Un jour où l’œil nu ne peut pas dire où finit le lac et où commence le ciel, qui peut dire où finit un plan d’eau et où commence un autre, ou jusqu’où peut porter le son de la poésie, repris par des centaines de voix ? Peut-être que le pouvoir de l’amour et de la solidarité peut faire de tels miracles – des moments où le lac Michigan et la mer Méditerranée deviennent une seule étendue bleue, permettant aux personnes en deuil à Chicago d’entendre le peuple palestinien nous appeler. Peut-être pourraient-ils même nous entendre rappeler, promettant de les garder dans nos cœurs.

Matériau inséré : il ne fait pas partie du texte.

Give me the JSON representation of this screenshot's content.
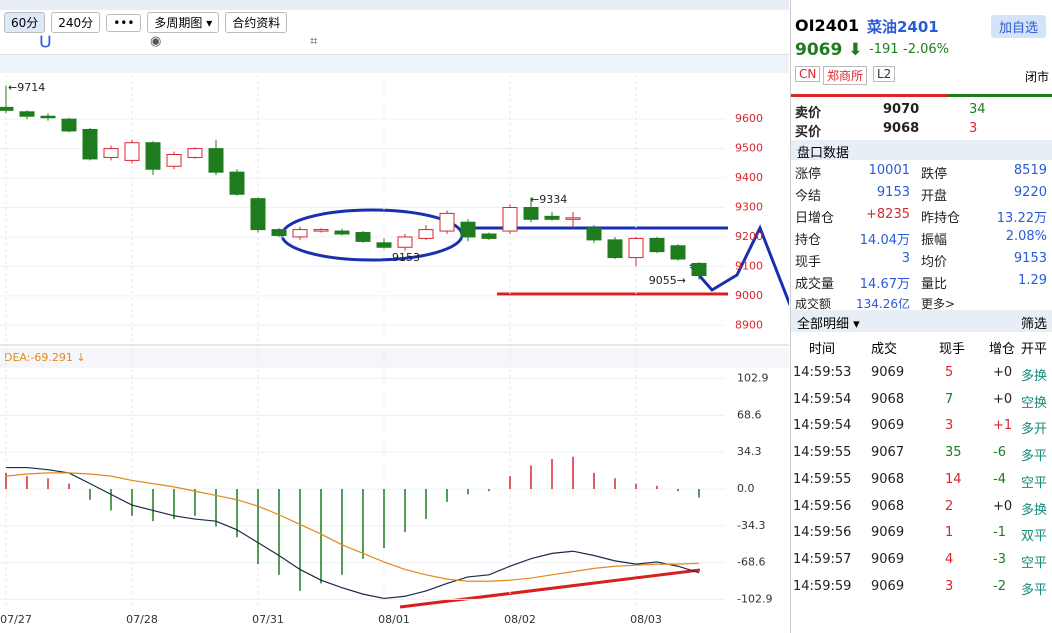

Certains pourraient rejeter des notions telles que de simples fantasmes, mais les réalités du temps, de l’espace et de la géographie ne sont pas vraiment la question. La poésie et l’art transcendent ces contraintes et nous permettent de sentir de tels miracles. Cela a toujours été le pouvoir de la narration, c’est pourquoi les fascistes et les faiseurs de mort sont déterminés à faire taire ces voix. Parce que la poésie peut nous transformer, nous transporter et nous unir, ravivant les cœurs cyniques et réconfortant les âmes blessées. À travers le brouillard d’un hiver à Chicago et le brouillard d’une guerre génocidaire, l’art nous rappelle qui nous sommes les uns aux autres et ce que nous nous devons les uns aux autres. Puissions-nous continuer à sortir de tels mots de la page, pour les vivre à haute voix à travers le temps et l’espace. Tant que nous respirons et réclamons justice, « que ce soit une histoire ».